I'll close this as a duplicate.
hi @chris-crone , this isn't a duplicate. This is a feature request to disable reading .env
file. #4642 issue was closed and it's rational for implementing that feature has already been addressed, so it didn't seem appropriate to reopen that issue. #6511 is just rational to why we need this feature, but it is not dependent or directly related.
I think evaluating this feature request independently - "can we have a config option to disable interpreting .env
file?" - would be the proper approach to addressing this feature request.
Thanks for clarifying @jonmchan I'll reopen this.
I started looking into the details for implementing such a feature - the --env-file
is the only option to change the .env
file location. The docker-compose.yml file is not loaded until after the environment file is read. If we were to implement a feature where the .env
location could be changed from docker-compose.yml, we would have to read the docker-compose.yml to peak for the parameter beforehand resulting in either 2 reads to docker-compose.yml or changing the order of loading (which may not be good because the env file needs to be set before reading docker-compose.yml). I think reading docker-compose.yml 2 times would be acceptable, thoughts?
Definitely in favour of being able to disable .env
from the docker-compose.yml
. I just updated Docker to the latest stable release, and it's broken my development environment because we have a .env
file lurking that was never intended for Docker consumption.
.env is such a standard outside of docker, allowing docker to dictate to me how I should be using it and given I'm not even using it to configure docker itself I feel its a complete overreach by docker.
Thank you for this feature, I hope it gets merged soon.

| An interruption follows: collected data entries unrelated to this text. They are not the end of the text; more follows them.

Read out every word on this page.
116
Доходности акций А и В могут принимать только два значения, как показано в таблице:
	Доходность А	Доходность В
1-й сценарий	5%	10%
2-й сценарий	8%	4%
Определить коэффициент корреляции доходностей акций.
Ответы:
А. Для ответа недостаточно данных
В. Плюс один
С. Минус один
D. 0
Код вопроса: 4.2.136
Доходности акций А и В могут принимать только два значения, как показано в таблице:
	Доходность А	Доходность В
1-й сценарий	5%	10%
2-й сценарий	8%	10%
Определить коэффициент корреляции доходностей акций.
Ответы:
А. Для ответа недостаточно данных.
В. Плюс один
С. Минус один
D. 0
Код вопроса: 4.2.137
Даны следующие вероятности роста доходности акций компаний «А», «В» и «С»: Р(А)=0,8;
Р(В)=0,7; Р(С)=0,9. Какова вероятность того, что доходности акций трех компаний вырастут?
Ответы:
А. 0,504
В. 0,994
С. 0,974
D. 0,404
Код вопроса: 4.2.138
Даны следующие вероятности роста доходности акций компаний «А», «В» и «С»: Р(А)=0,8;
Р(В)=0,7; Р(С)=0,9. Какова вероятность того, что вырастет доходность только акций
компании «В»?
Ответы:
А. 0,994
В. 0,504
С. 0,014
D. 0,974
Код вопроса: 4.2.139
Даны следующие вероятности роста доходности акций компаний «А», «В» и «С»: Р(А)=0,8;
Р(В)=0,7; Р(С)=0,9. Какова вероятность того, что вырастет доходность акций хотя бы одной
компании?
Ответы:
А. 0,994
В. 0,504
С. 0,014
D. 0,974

Docker just broke my development environment too. :( As a Python developer I use autoenv
extensively so all of my .env
files start with:
if [ -d "venv" ]; then
deactivate > /dev/null 2>&1
source venv/bin/activate
fi
export FLASK_APP=service:app
... blah, blah, blach, etc.
This allows me to simply cd
into a folder and have that Python virtual environment immediately activated.
We need a way to disable this behavior or at a minimum have it give a warning and keep going because my .env
file is not meant for docker consumption.

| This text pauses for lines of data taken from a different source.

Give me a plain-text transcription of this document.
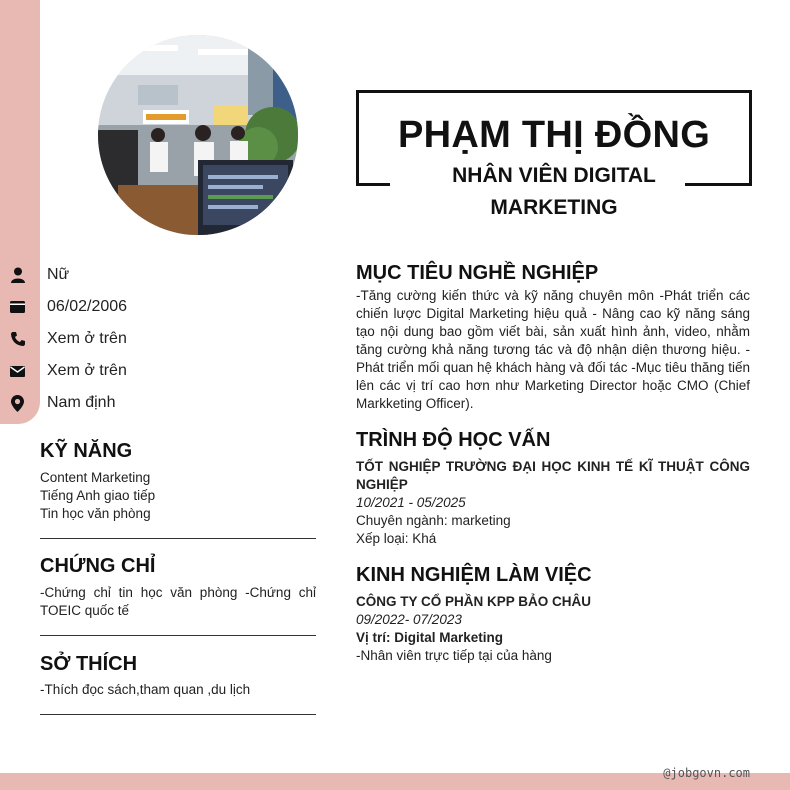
@jobgovn.com
PHẠM THỊ ĐỒNG
NHÂN VIÊN DIGITAL
MARKETING
Nữ
06/02/2006
Xem ở trên
Xem ở trên
Nam định
KỸ NĂNG
Content Marketing
Tiếng Anh giao tiếp
Tin học văn phòng
CHỨNG CHỈ
-Chứng chỉ tin học văn phòng -Chứng chỉ TOEIC quốc tế
SỞ THÍCH
-Thích đọc sách,tham quan ,du lịch
MỤC TIÊU NGHỀ NGHIỆP
-Tăng cường kiến thức và kỹ năng chuyên môn -Phát triển các chiến lược Digital Marketing hiệu quả - Nâng cao kỹ năng sáng tạo nội dung bao gồm viết bài, sản xuất hình ảnh, video, nhằm tăng cường khả năng tương tác và độ nhận diện thương hiệu. - Phát triển mối quan hệ khách hàng và đối tác -Mục tiêu thăng tiến lên các vị trí cao hơn như Marketing Director hoặc CMO (Chief Markketing Officer).
TRÌNH ĐỘ HỌC VẤN
TỐT NGHIỆP TRƯỜNG ĐẠI HỌC KINH TẾ KĨ THUẬT CÔNG NGHIỆP
10/2021 - 05/2025
Chuyên ngành: marketing
Xếp loại: Khá
KINH NGHIỆM LÀM VIỆC
CÔNG TY CỔ PHẦN KPP BẢO CHÂU
09/2022- 07/2023
Vị trí: Digital Marketing
-Nhân viên trực tiếp tại của hàng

This is massively frustrating team! .env
is used by so many applications and now all the docker tooling breaks whenever it tries reading what other tools consider to support full bash syntax.
The change will have made these tools unusable in people's dev environments :(
Everyone please comment on PR https://github.com/docker/compose/pull/6850. I don't think it properly addresses this issue, but I would love to get everyone else's feedback. Thanks!
A work-a-round that is essentially the same as a --skip-env-file
flag:
docker-compose --env-file /dev/null
Most helpful comment
.env is such a standard outside of docker, allowing docker to dictate to me how I should be using it and given I'm not even using it to configure docker itself I feel its a complete overreach by docker.
Thank you for this feature, I hope it gets merged soon.